Lo Sasso identifica il barbone: un ingegnere informatico che lavorava al Ministero dell’Interno. Dopo l’incidente in cui aveva perso la figlia, si era licenziato e viveva per strada.

Cecchi intanto, dopo una notte insonne, decritta il segnale di Stinco e da questo risalgono al covo, che però risulta essere già abbandonato.

Marconi, questo era il nome del barbone, indagava sulla morte della figlia che, anche secondo i Ris, non è stata un incidente: chi ha ucciso la ragazza, potrebbe aver ucciso anche lui.

Greco intanto comunica a Lucia che prenderà parte ad una trasmissione televisiva per parlare del Lupo.

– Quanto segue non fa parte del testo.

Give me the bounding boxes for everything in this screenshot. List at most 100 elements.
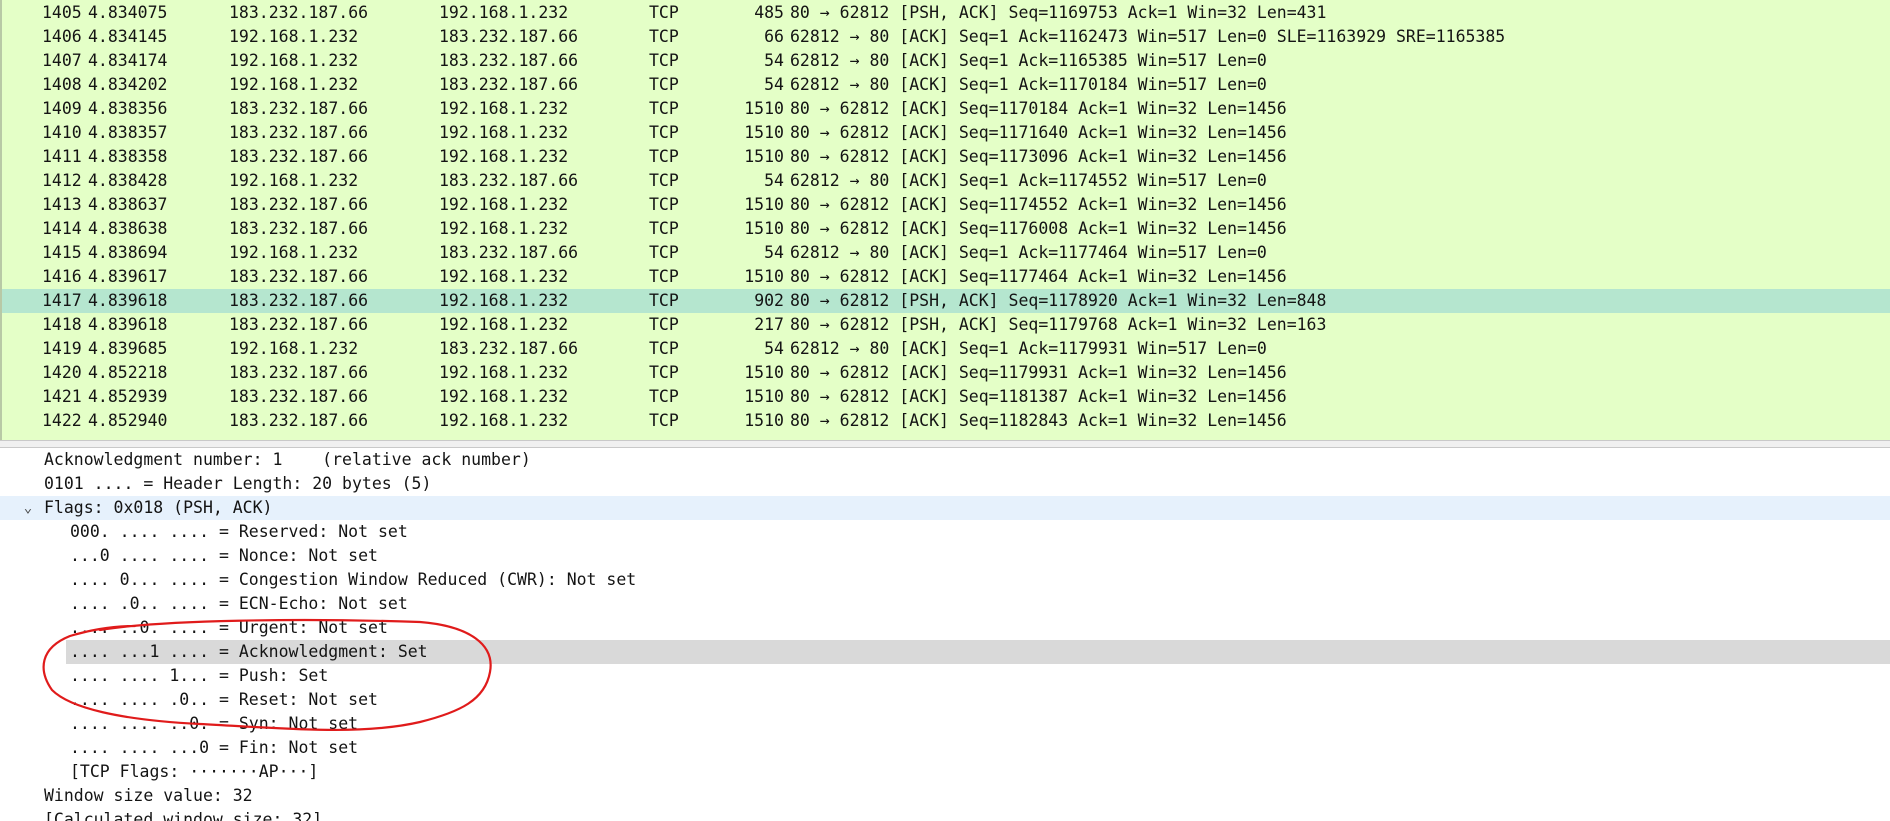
packet-row[interactable]: 1415 4.838694 192.168.1.232 183.232.187.66 T…: [2, 241, 1890, 265]
detail-line[interactable]: [Calculated window size: 32]: [0, 808, 1890, 821]
detail-line[interactable]: .... .... ..0. = Syn: Not set: [0, 712, 1890, 736]
packet-row[interactable]: 1417 4.839618 183.232.187.66 192.168.1.232 T…: [2, 289, 1890, 313]
packet-cell-dst: 192.168.1.232: [439, 387, 569, 406]
packet-cell-dst: 183.232.187.66: [439, 51, 579, 70]
packet-cell-no: 1415: [42, 243, 82, 262]
packet-row[interactable]: 1420 4.852218 183.232.187.66 192.168.1.232 T…: [2, 361, 1890, 385]
detail-line[interactable]: .... .... .0.. = Reset: Not set: [0, 688, 1890, 712]
packet-cell-time: 4.838694: [88, 243, 168, 262]
packet-cell-len: 1510: [744, 387, 784, 406]
detail-text: .... .... ..0. = Syn: Not set: [70, 714, 359, 733]
packet-cell-proto: TCP: [649, 219, 679, 238]
packet-cell-dst: 192.168.1.232: [439, 219, 569, 238]
detail-line[interactable]: [TCP Flags: ·······AP···]: [0, 760, 1890, 784]
packet-cell-time: 4.839685: [88, 339, 168, 358]
packet-cell-info: 62812 → 80 [ACK] Seq=1 Ack=1165385 Win=5…: [790, 51, 1267, 70]
packet-cell-no: 1422: [42, 411, 82, 430]
detail-line[interactable]: .... 0... .... = Congestion Window Reduc…: [0, 568, 1890, 592]
packet-cell-proto: TCP: [649, 75, 679, 94]
packet-cell-no: 1413: [42, 195, 82, 214]
packet-cell-src: 192.168.1.232: [229, 243, 359, 262]
packet-cell-dst: 192.168.1.232: [439, 363, 569, 382]
packet-cell-src: 183.232.187.66: [229, 195, 369, 214]
packet-row[interactable]: 1421 4.852939 183.232.187.66 192.168.1.232 T…: [2, 385, 1890, 409]
detail-line[interactable]: .... .0.. .... = ECN-Echo: Not set: [0, 592, 1890, 616]
packet-row[interactable]: 1412 4.838428 192.168.1.232 183.232.187.66 T…: [2, 169, 1890, 193]
packet-cell-no: 1406: [42, 27, 82, 46]
detail-line[interactable]: 0101 .... = Header Length: 20 bytes (5): [0, 472, 1890, 496]
packet-cell-dst: 192.168.1.232: [439, 123, 569, 142]
detail-line[interactable]: Acknowledgment number: 1 (relative ack n…: [0, 448, 1890, 472]
packet-cell-time: 4.834145: [88, 27, 168, 46]
packet-cell-no: 1409: [42, 99, 82, 118]
chevron-down-icon[interactable]: ⌄: [18, 496, 38, 520]
packet-cell-len: 54: [764, 171, 784, 190]
packet-cell-dst: 192.168.1.232: [439, 3, 569, 22]
packet-row[interactable]: 1418 4.839618 183.232.187.66 192.168.1.232 T…: [2, 313, 1890, 337]
packet-cell-src: 192.168.1.232: [229, 171, 359, 190]
detail-text: .... .... ...0 = Fin: Not set: [70, 738, 359, 757]
packet-cell-info: 62812 → 80 [ACK] Seq=1 Ack=1177464 Win=5…: [790, 243, 1267, 262]
packet-details-pane[interactable]: Acknowledgment number: 1 (relative ack n…: [0, 448, 1890, 821]
packet-cell-proto: TCP: [649, 243, 679, 262]
packet-cell-time: 4.839617: [88, 267, 168, 286]
packet-row[interactable]: 1413 4.838637 183.232.187.66 192.168.1.232 T…: [2, 193, 1890, 217]
detail-line[interactable]: Window size value: 32: [0, 784, 1890, 808]
packet-row[interactable]: 1409 4.838356 183.232.187.66 192.168.1.232 T…: [2, 97, 1890, 121]
packet-cell-time: 4.838638: [88, 219, 168, 238]
packet-cell-info: 62812 → 80 [ACK] Seq=1 Ack=1174552 Win=5…: [790, 171, 1267, 190]
packet-cell-dst: 192.168.1.232: [439, 291, 569, 310]
detail-line-selected[interactable]: .... ...1 .... = Acknowledgment: Set: [66, 640, 1890, 664]
packet-cell-time: 4.852218: [88, 363, 168, 382]
packet-cell-info: 80 → 62812 [ACK] Seq=1173096 Ack=1 Win=3…: [790, 147, 1287, 166]
packet-cell-src: 183.232.187.66: [229, 291, 369, 310]
packet-cell-time: 4.838356: [88, 99, 168, 118]
packet-row[interactable]: 1406 4.834145 192.168.1.232 183.232.187.66 T…: [2, 25, 1890, 49]
detail-text: Flags: 0x018 (PSH, ACK): [44, 498, 273, 517]
detail-line[interactable]: 000. .... .... = Reserved: Not set: [0, 520, 1890, 544]
packet-cell-proto: TCP: [649, 267, 679, 286]
packet-cell-time: 4.838357: [88, 123, 168, 142]
detail-line[interactable]: .... ..0. .... = Urgent: Not set: [0, 616, 1890, 640]
packet-cell-proto: TCP: [649, 411, 679, 430]
packet-cell-no: 1421: [42, 387, 82, 406]
detail-text: Acknowledgment number: 1 (relative ack n…: [44, 450, 531, 469]
packet-cell-info: 62812 → 80 [ACK] Seq=1 Ack=1170184 Win=5…: [790, 75, 1267, 94]
pane-splitter[interactable]: [0, 440, 1890, 448]
packet-cell-src: 183.232.187.66: [229, 315, 369, 334]
packet-row[interactable]: 1422 4.852940 183.232.187.66 192.168.1.232 T…: [2, 409, 1890, 433]
packet-cell-dst: 192.168.1.232: [439, 99, 569, 118]
packet-cell-len: 1510: [744, 363, 784, 382]
detail-text: .... .... .0.. = Reset: Not set: [70, 690, 378, 709]
packet-row[interactable]: 1411 4.838358 183.232.187.66 192.168.1.232 T…: [2, 145, 1890, 169]
packet-row[interactable]: 1416 4.839617 183.232.187.66 192.168.1.232 T…: [2, 265, 1890, 289]
packet-cell-no: 1410: [42, 123, 82, 142]
packet-row[interactable]: 1414 4.838638 183.232.187.66 192.168.1.232 T…: [2, 217, 1890, 241]
packet-cell-len: 902: [754, 291, 784, 310]
packet-cell-no: 1405: [42, 3, 82, 22]
detail-text: Window size value: 32: [44, 786, 253, 805]
detail-line[interactable]: ...0 .... .... = Nonce: Not set: [0, 544, 1890, 568]
packet-list-pane[interactable]: 1405 4.834075 183.232.187.66 192.168.1.232 T…: [0, 0, 1890, 440]
packet-cell-dst: 183.232.187.66: [439, 339, 579, 358]
packet-row[interactable]: 1419 4.839685 192.168.1.232 183.232.187.66 T…: [2, 337, 1890, 361]
detail-line[interactable]: .... .... ...0 = Fin: Not set: [0, 736, 1890, 760]
packet-cell-info: 80 → 62812 [PSH, ACK] Seq=1179768 Ack=1 …: [790, 315, 1327, 334]
packet-cell-proto: TCP: [649, 27, 679, 46]
packet-cell-proto: TCP: [649, 315, 679, 334]
packet-cell-no: 1408: [42, 75, 82, 94]
packet-row[interactable]: 1410 4.838357 183.232.187.66 192.168.1.232 T…: [2, 121, 1890, 145]
detail-line-flags[interactable]: ⌄ Flags: 0x018 (PSH, ACK): [0, 496, 1890, 520]
packet-cell-info: 80 → 62812 [ACK] Seq=1170184 Ack=1 Win=3…: [790, 99, 1287, 118]
packet-row[interactable]: 1408 4.834202 192.168.1.232 183.232.187.66 T…: [2, 73, 1890, 97]
packet-cell-info: 80 → 62812 [ACK] Seq=1177464 Ack=1 Win=3…: [790, 267, 1287, 286]
packet-cell-len: 217: [754, 315, 784, 334]
packet-cell-dst: 183.232.187.66: [439, 27, 579, 46]
packet-cell-info: 80 → 62812 [ACK] Seq=1181387 Ack=1 Win=3…: [790, 387, 1287, 406]
detail-line[interactable]: .... .... 1... = Push: Set: [0, 664, 1890, 688]
packet-row[interactable]: 1405 4.834075 183.232.187.66 192.168.1.232 T…: [2, 1, 1890, 25]
packet-cell-len: 54: [764, 243, 784, 262]
packet-cell-time: 4.834202: [88, 75, 168, 94]
packet-row[interactable]: 1407 4.834174 192.168.1.232 183.232.187.66 T…: [2, 49, 1890, 73]
detail-text: .... .0.. .... = ECN-Echo: Not set: [70, 594, 408, 613]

Intanto c’è un omicidio vicino all’ultimo covo della banda: un falsario che deve aver procurato al Lupo dei documenti nuovi.

Ghiro, Orlando e Bianca risolvono il caso Marconi: la figlia era stata adottata. La madre vera ha avuto un altro figlio ed è stato quest’ultimo ad uccidere la ragazza e, anni dopo, il padre adottivo, dopo aver saputo dell’esistenza della sorellastra.

Lucia accetta l’invito a cena di Stefano e tra i due scoppia la passione.

Trovando i nominativi forniti dal falsario alla banda, Cecchi scopre che sotto quei nomi ci sono due biglietti per Dubai. Ma in aeroporto nessuna traccia del Lupo e dei suoi.

Intanto Stefano si presenta agli studi televisivi per la trasmissione. Ed è proprio lì che si trovano Mario Pugliese e i suoi: in diretta televisiva, ecco il proclama del Lupo, che tiene sotto tiro Greco: “aspettatevi ancora tre colpi, uno a settimana”.